同様にLinux版のスクリプトを作成し、[OnboardingScript.sh]を管理対象サーバー上で実行
※実行途中でArc接続のためのAzureAD認証があります。

Azure Connected Machine Agent は、5分間隔でハートビートをArcに送信します。
15~30分間受信できない場合は[オフライン]となります。また、45日間オフライン状態が続くと、Arcから切断されます。


SQLサーバーの登録

Arcに登録したWindows Server上でSQLを動かしている場合の登録方法。
追加で、SQLサーバー用エージェントをインストールする必要があります。

Arcに登録したSQLサーバーを選択ー[拡張機能]ー[追加]を選択

[Azure extension for SQL Server]ー[次へ]を選択

SQLのライセンスタイプを選択
・PAYG:Azureを通して、SQLライセンス料を支払っている場合
・Paid:SA付きSQLライセンスを所持している場合
・LicenseOnly:SA無しSQLライセンスを所持している場合
Excluded SQL Server:登録を除外したいSQLサーバー名を入力

[確認と作成]を押すと、エージェントのインストールが開始されます。

SQLサーバー用エージェント[WindowsAgent.SqlServer]のインストールが確認できます。
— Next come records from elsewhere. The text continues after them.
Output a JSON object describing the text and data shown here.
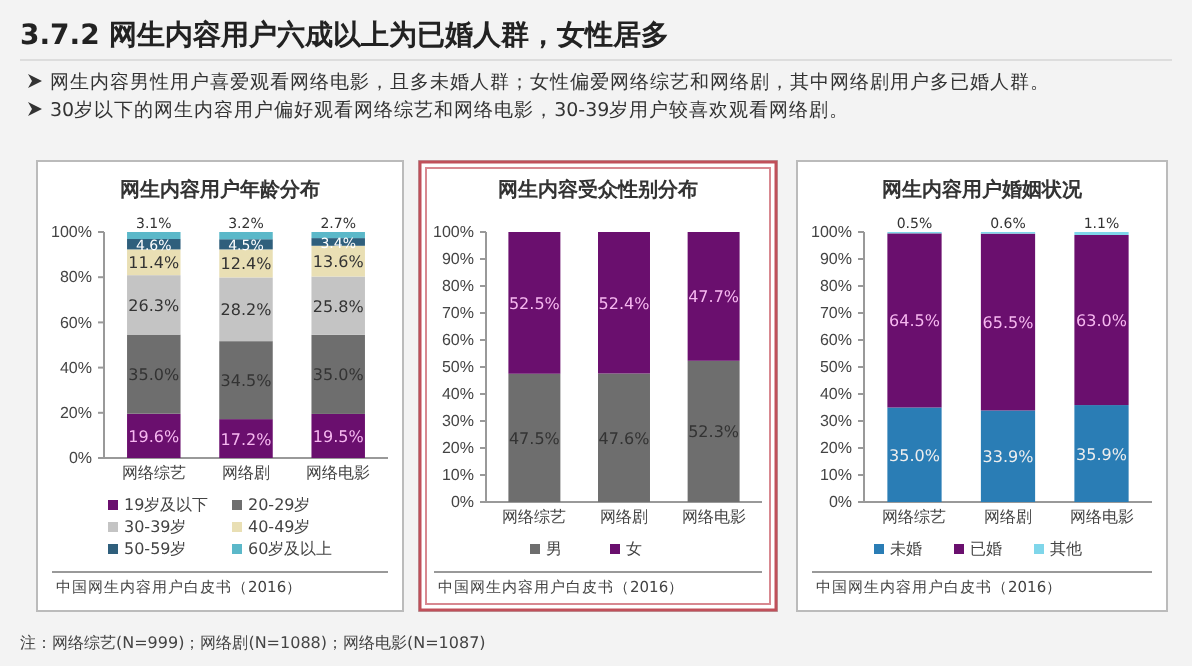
{
  "chart_data": [
    {
      "type": "other",
      "title": "3.7.2 网生内容用户六成以上为已婚人群，女性居多",
      "annotations": [
        "网生内容男性用户喜爱观看网络电影，且多未婚人群；女性偏爱网络综艺和网络剧，其中网络剧用户多已婚人群。",
        "30岁以下的网生内容用户偏好观看网络综艺和网络电影，30-39岁用户较喜欢观看网络剧。",
        "注：网络综艺(N=999)；网络剧(N=1088)；网络电影(N=1087)"
      ]
    },
    {
      "type": "bar",
      "stacked": true,
      "title": "网生内容用户年龄分布",
      "categories": [
        "网络综艺",
        "网络剧",
        "网络电影"
      ],
      "series": [
        {
          "name": "19岁及以下",
          "color": "#6a0f6e",
          "values": [
            19.6,
            17.2,
            19.5
          ],
          "value_labels": [
            "19.6%",
            "17.2%",
            "19.5%"
          ]
        },
        {
          "name": "20-29岁",
          "color": "#6e6e6e",
          "values": [
            35.0,
            34.5,
            35.0
          ],
          "value_labels": [
            "35.0%",
            "34.5%",
            "35.0%"
          ]
        },
        {
          "name": "30-39岁",
          "color": "#c4c4c4",
          "values": [
            26.3,
            28.2,
            25.8
          ],
          "value_labels": [
            "26.3%",
            "28.2%",
            "25.8%"
          ]
        },
        {
          "name": "40-49岁",
          "color": "#e9dfb4",
          "values": [
            11.4,
            12.4,
            13.6
          ],
          "value_labels": [
            "11.4%",
            "12.4%",
            "13.6%"
          ]
        },
        {
          "name": "50-59岁",
          "color": "#2f5f7c",
          "values": [
            4.6,
            4.5,
            3.4
          ],
          "value_labels": [
            "4.6%",
            "4.5%",
            "3.4%"
          ]
        },
        {
          "name": "60岁及以上",
          "color": "#5bb8c9",
          "values": [
            3.1,
            3.2,
            2.7
          ],
          "value_labels": [
            "3.1%",
            "3.2%",
            "2.7%"
          ]
        }
      ],
      "ylim": [
        0,
        100
      ],
      "yticks": [
        {
          "value": 0,
          "label": "0%"
        },
        {
          "value": 20,
          "label": "20%"
        },
        {
          "value": 40,
          "label": "40%"
        },
        {
          "value": 60,
          "label": "60%"
        },
        {
          "value": 80,
          "label": "80%"
        },
        {
          "value": 100,
          "label": "100%"
        }
      ],
      "legend": "bottom",
      "annotations": [
        "中国网生内容用户白皮书（2016）"
      ]
    },
    {
      "type": "bar",
      "stacked": true,
      "title": "网生内容受众性别分布",
      "categories": [
        "网络综艺",
        "网络剧",
        "网络电影"
      ],
      "series": [
        {
          "name": "男",
          "color": "#6e6e6e",
          "values": [
            47.5,
            47.6,
            52.3
          ],
          "value_labels": [
            "47.5%",
            "47.6%",
            "52.3%"
          ]
        },
        {
          "name": "女",
          "color": "#6a0f6e",
          "values": [
            52.5,
            52.4,
            47.7
          ],
          "value_labels": [
            "52.5%",
            "52.4%",
            "47.7%"
          ]
        }
      ],
      "ylim": [
        0,
        100
      ],
      "yticks": [
        {
          "value": 0,
          "label": "0%"
        },
        {
          "value": 10,
          "label": "10%"
        },
        {
          "value": 20,
          "label": "20%"
        },
        {
          "value": 30,
          "label": "30%"
        },
        {
          "value": 40,
          "label": "40%"
        },
        {
          "value": 50,
          "label": "50%"
        },
        {
          "value": 60,
          "label": "60%"
        },
        {
          "value": 70,
          "label": "70%"
        },
        {
          "value": 80,
          "label": "80%"
        },
        {
          "value": 90,
          "label": "90%"
        },
        {
          "value": 100,
          "label": "100%"
        }
      ],
      "legend": "bottom",
      "annotations": [
        "中国网生内容用户白皮书（2016）"
      ]
    },
    {
      "type": "bar",
      "stacked": true,
      "title": "网生内容用户婚姻状况",
      "categories": [
        "网络综艺",
        "网络剧",
        "网络电影"
      ],
      "series": [
        {
          "name": "未婚",
          "color": "#2a7db5",
          "values": [
            35.0,
            33.9,
            35.9
          ],
          "value_labels": [
            "35.0%",
            "33.9%",
            "35.9%"
          ]
        },
        {
          "name": "已婚",
          "color": "#6a0f6e",
          "values": [
            64.5,
            65.5,
            63.0
          ],
          "value_labels": [
            "64.5%",
            "65.5%",
            "63.0%"
          ]
        },
        {
          "name": "其他",
          "color": "#7fd6ea",
          "values": [
            0.5,
            0.6,
            1.1
          ],
          "value_labels": [
            "0.5%",
            "0.6%",
            "1.1%"
          ]
        }
      ],
      "ylim": [
        0,
        100
      ],
      "yticks": [
        {
          "value": 0,
          "label": "0%"
        },
        {
          "value": 10,
          "label": "10%"
        },
        {
          "value": 20,
          "label": "20%"
        },
        {
          "value": 30,
          "label": "30%"
        },
        {
          "value": 40,
          "label": "40%"
        },
        {
          "value": 50,
          "label": "50%"
        },
        {
          "value": 60,
          "label": "60%"
        },
        {
          "value": 70,
          "label": "70%"
        },
        {
          "value": 80,
          "label": "80%"
        },
        {
          "value": 90,
          "label": "90%"
        },
        {
          "value": 100,
          "label": "100%"
        }
      ],
      "legend": "bottom",
      "annotations": [
        "中国网生内容用户白皮书（2016）"
      ]
    }
  ]
}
[SQL Server instances]にて、SQLサーバーとしての登録が確認できます。


それでは、確認してみましょう!

もっとも利用頻度の高い、VMのパフォーマンス情報を見てみます。パフォーマンス情報を取得するには、Azure Monitor Agent のインストールが必要です。

Arc接続したサーバーを選択ー[分析情報]ー[有効]を選択

Azure Monitor Agent が自動的にインストールされます。

AzureVMと同様にパフォーマンス情報が見えるようになります。
※[CPU Utilization][Available Memory][Disk IOPS][Disk MB/s][Disk Latency(ms)]
[Disk Used][Byte Send Rate][Byte Received Rate]

サービスマップも表示可能

Log Analyticsに[Heartbeat]も飛ばせるので死活監視も可能です。

Arcにもう1台接続し、3台を並べてみました。